R (Maxine Hamilton-Jackson) v HM Assistant Coroner for Mid Kent and Medway [2016] EWHC 1796 (Admin) (decision 19.7.16 here)


The absence of opening or closing speeches at inquests means that the need for clarity when summing up is all the more important. The jury must know clearly what they need to find as facts in order to justify any conclusion and, as the Chief Coroner has put it:

“Coroners, however well intentioned, should do their best in directing a jury to avoid using language which is not in everyday use, language which may not be clearly understood”. 

So what are an inquest jury to make of being told they need to decide whether or not there was a failure of a prison system or in the operation of a prison system, by “polarising the dichotomy between: is it mandatory to open an ACCT when a particular event occurs or is it mandatory to open an ACCT when the relevant official considers there is a risk of suicide or self-harm?”

Quashing the jury’s response to just one part of the jury questionnaire in this case, the Divisional Court has held that not only was there a misdirection, because the jury could not be clear what they were being asked to decide, but also re-iterated how the meaning of a policy is not a matter of fact to be determined by the jury, but is a question of law to be determined by the Coroner.

The background


Sean Jackson died in prison after he suspended himself by a ligature made from a sheet that was tied to his cell light fitting in his cell.   His ACCT (self-harm prevention) plan in prison had been ‘closed’ ten days earlier - two months after the last recorded incident of self-harm by him.

Two key issues that were explored at his inquest were whether his ACCT plan should have been re-opened either following an act of self-harm two days before his death, or on the day before his death, when he changed his plea to guilty and was remanded for sentence, so that his status within the prison changed.  That the national and local ACCT policies had been differently worded, and how the policies were understood by prison staff, had also been a focus of some inquiry.

The claimant, Mr Jackson’s mother, was content with the overall outcome of the inquest and so she did not seek a fresh inquest. However in the light of the coroner’s jury direction she sought an order quashing that part of the jury questionnaire which had included a question about the re-opening of the ACCT.

The jury question itself was clear and simple:

“Should the inpatient department staff have opened an ACCT on 8 January 2013 after Sean drew attention to his deliberate act of self-harm?”

The direction provided by the Assistant Coroner to help the jury to understand how to address that question was rather less simple:

 “The questionnaire is posed in this way so that you may, if you think it right, reflect in your announcements whether there was in effect a failure of system. Not was there an operational failure, I stress, was there a failure of system, by polarising the dichotomy between: is it mandatory to open an ACCT when a particular event occurs or is it mandatory to open an ACCT when the relevant official considers there is a risk of suicide or self-harm?”
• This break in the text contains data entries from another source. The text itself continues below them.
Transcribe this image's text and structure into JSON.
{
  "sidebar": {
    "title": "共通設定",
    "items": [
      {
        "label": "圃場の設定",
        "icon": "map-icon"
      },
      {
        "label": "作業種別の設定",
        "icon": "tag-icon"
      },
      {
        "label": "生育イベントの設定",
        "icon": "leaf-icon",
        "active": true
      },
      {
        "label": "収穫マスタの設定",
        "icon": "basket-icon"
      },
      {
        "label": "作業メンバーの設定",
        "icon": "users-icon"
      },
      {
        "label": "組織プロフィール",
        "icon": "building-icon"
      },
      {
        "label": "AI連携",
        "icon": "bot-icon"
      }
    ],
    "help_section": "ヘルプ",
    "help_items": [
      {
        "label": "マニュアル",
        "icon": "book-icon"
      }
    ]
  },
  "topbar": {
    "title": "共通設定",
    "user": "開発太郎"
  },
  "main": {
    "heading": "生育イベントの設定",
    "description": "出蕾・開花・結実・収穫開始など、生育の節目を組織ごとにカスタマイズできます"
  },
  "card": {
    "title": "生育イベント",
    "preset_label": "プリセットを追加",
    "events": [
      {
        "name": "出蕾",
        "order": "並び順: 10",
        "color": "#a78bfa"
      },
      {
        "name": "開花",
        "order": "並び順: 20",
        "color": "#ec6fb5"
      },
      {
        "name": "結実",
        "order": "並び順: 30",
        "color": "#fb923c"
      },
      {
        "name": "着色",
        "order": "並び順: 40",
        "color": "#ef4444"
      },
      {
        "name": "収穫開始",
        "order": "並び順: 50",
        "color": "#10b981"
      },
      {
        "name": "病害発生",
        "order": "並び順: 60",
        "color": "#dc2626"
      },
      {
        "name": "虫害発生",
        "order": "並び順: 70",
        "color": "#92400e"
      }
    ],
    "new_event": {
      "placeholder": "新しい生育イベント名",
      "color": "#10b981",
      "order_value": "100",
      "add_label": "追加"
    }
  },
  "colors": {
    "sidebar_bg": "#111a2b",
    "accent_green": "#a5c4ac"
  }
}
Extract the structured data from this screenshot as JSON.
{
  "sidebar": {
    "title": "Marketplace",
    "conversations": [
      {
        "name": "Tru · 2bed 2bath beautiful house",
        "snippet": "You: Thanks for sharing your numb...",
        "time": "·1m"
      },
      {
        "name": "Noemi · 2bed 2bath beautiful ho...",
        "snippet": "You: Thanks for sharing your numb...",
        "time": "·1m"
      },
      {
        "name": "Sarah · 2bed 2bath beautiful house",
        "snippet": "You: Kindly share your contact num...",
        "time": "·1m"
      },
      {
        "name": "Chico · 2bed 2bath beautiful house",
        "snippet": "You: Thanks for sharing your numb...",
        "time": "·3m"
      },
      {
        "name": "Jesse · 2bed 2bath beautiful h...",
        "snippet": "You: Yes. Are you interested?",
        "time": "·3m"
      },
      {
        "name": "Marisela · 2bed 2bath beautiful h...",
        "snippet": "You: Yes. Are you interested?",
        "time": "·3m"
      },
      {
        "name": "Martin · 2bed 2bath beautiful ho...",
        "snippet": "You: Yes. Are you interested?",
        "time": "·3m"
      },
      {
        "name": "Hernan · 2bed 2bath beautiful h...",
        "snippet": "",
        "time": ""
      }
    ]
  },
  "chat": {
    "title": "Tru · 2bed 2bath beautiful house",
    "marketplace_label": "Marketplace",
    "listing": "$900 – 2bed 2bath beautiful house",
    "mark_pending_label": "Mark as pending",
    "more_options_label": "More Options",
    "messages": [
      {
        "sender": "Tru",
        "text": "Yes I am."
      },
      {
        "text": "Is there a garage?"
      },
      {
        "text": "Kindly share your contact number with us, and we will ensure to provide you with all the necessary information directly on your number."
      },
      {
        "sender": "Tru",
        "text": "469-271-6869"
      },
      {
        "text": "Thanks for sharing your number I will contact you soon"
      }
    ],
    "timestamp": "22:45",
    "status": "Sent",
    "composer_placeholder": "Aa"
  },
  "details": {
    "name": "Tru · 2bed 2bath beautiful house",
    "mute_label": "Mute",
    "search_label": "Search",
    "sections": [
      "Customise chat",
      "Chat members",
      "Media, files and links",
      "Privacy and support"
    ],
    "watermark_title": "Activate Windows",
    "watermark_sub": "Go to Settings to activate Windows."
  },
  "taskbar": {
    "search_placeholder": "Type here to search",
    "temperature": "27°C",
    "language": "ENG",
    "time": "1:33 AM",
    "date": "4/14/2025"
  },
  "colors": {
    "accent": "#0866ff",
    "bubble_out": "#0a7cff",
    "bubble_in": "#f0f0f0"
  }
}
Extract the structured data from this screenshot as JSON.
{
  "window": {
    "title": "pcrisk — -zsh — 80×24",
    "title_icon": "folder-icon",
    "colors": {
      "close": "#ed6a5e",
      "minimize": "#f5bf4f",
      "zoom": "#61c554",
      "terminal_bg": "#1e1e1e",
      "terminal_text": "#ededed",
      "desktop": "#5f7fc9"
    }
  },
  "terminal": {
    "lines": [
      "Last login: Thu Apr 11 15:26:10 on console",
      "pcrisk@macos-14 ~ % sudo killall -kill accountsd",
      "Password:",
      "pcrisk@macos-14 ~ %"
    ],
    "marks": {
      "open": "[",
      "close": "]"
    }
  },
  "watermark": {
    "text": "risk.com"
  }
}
The Court held that the Assistant Coroner had failed to make a distinction in his summing up between the meaning of the national and local ACCT policies and the way they were operated in the circumstances of the deceased’s case. He did not direct the jury as to the meaning of the policies and in substance left it to them to decide whether there was a “dichotomy” between the national and local policies, and whether they were inconsistent.  

Whilst a coroner’s summing up should not be subjected to a close forensic analysis, the authorities show that in directing a lay jury the coroner must be clear. It was his duty to explain to them, a policy’s meaning insofar as was relevant, and the effect of the differences, if any between policies. He had not done so with sufficient clarity.

The court therefore held that the narrative conclusion which included the (negative) answer to the specific question was unsafe. To that extent the procedural obligations under Article 2 ECHR had not been discharged by the inquest.

It is of note that the court agreed that the misdirection in relation to a single question within the questionnaire did not require the whole questionnaire to be quashed, but only that question and its answer.

 

Some thoughts…


It is becoming a welcome trend in the administrative court that circumscribed remedies such as this are being given where there have been procedural errors during inquests.   In this case a new inquest was not requested, it was unnecessary and would serve no useful purpose. Sufficient relief was provided by the quashing the question and the jury’s answer. The Court explicitly noted how the Art 2 obligations were now satisfied by the Divisional Court proceedings themselves, together with the provision of the court’s judgments which explained the reasons for quashing the single question.   Art 2 procedural duties can be satisfied without a new inquest.

A similar approach was taken by the Court earlier this year in Tainton where the Divisional Court determined that no fresh inquest was required where the inquest had not wholly satisfied the Art 2 obligations, again the Divisional Court’s finding in that case was considered to be sufficient to satisfy Art 2.

Coroners facing Judicial Review challenges that may have some merit, but who do not wish to concede that a whole fresh inquest is required, should now always seriously consider whether there is room for making more limited concessions and agreeing to a circumscribed finding by the Admin Court.   Judicial review of inquests should not be seen as an “all or nothing” challenge, and compromising cases on a limited basis quickly and cheaply (where appropriate) will benefit all. This is particularly so where the claimant herself only seeks a limited and proportionate remedy.